One of the problems that faces The Lone Ranger as it struggles to translate into the Twenty First Century is that times have changed so much since the height of its popularity in the 50′s and 60′s with its popular TV series starring Calyton Moore and Jay Silverheels. Characters like Tonto, Fu Manchu and Charlie Chan are a challenge to essay without slipping into racial stereotypes and offensive slurs and dialog. Even in the original series, Jay Silverheels was opposed to Tonto’s dialog filled with broken English. It is difficult to balance between historic accuracy and Hollywood cinematic versions of the 1800′s. The problem is clearly displayed when Armie Hammer’s John Reid finds himself across from Saginaw Grant’s Chief Big Bear as Reid first tries to communicate in fractured, simplified grammar, followed by a series of silly pantomimes as the Chief stares back not amused. Thankfully, Chief Big Bear speaks up using articulate English. It embarrasses Reid, the film and the audience. It also breaks one of the guiding rules of the Lone Ranger provided by the creators of the franchise, Fran Striker and George W. Trendle, back in the Thirties when it was introduced on the radio. Of all the characters, the Lone Ranger is the one that should never use slang or colloquial phrases, always using precise and perfect grammar. It is as much a part of his tone, morals and stature as the mask, the white hat and the silver bullets. In what can only be a brash attempt in forced character growth in Verbinksi’s The Lone Ranger is a egregious and unforgivable error; the character’s defining morals are never earned nor established.

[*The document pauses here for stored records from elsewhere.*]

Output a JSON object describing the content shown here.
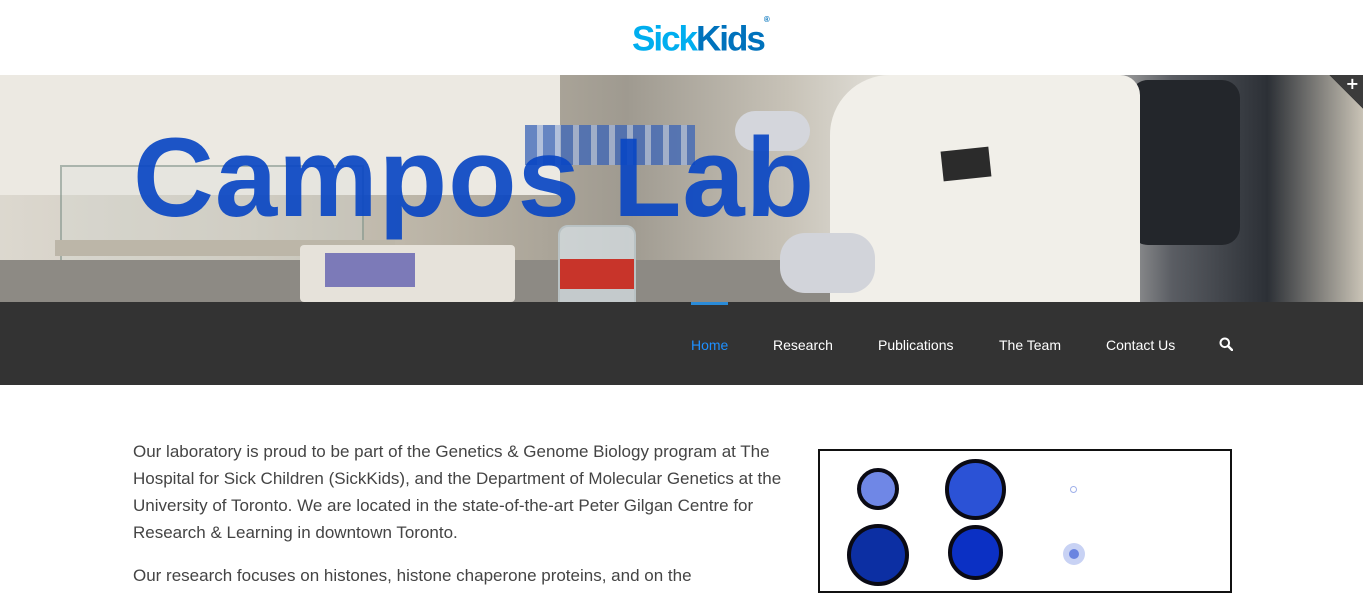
{
  "header": {
    "logo_sick": "Sick",
    "logo_kids": "Kids",
    "logo_mark": "®"
  },
  "hero": {
    "title": "Campos Lab",
    "toggle_label": "+"
  },
  "nav": {
    "items": [
      {
        "label": "Home",
        "active": true
      },
      {
        "label": "Research",
        "active": false
      },
      {
        "label": "Publications",
        "active": false
      },
      {
        "label": "The Team",
        "active": false
      },
      {
        "label": "Contact Us",
        "active": false
      }
    ],
    "search_icon": "search-icon"
  },
  "main": {
    "paragraphs": [
      "Our laboratory is proud to be part of the Genetics & Genome Biology program at The Hospital for Sick Children (SickKids), and the Department of Molecular Genetics at the University of Toronto. We are located in the state-of-the-art Peter Gilgan Centre for Research & Learning in downtown Toronto.",
      "Our research focuses on histones, histone chaperone proteins, and on the"
    ]
  },
  "colors": {
    "brand_light": "#00aeef",
    "brand_dark": "#0072bc",
    "hero_title": "#0a46c3",
    "nav_bg": "#333333",
    "nav_active": "#1e90ff",
    "body_text": "#444444"
  }
}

The Lone Ranger under Gore Verbinski’s supervision is bastardization of the property, never finding its footing on its message, point, tone or moral. The film is clumsy, silly and convoluted. The characters are forced and contrived. It is also far too dark for a Disney film, for a children’s film -with no good reason to go where it travels from time to time (a scene where one of the outlaws encounters the Lone Ranger and Tonto after the plots has the gang decimating a homestead in the guise of Apache ‘savages’ is evidence). It tramples the innocence of youth. It stifles the entertainment and silences the comedy the film strives so hard to present. Even the cinematography has trouble distinguishing the film’s tone with the bare and bright desert coming across dark and foreign. The Lone Ranger represents the worst in Summer blockbuster cinematic mentality where story and purpose are compromised by spectacle and forced dialog and action. Johnny Depp’s whimsical, but misplaced, Tonto and Fichtner’s Butch Cavendish are far too little a contrast to turn this offensive mess into anything resembling palatable. The Lone Ranger is an uncomfortable two-plus hours in the theater only succeeding in beating the summer heat and little else.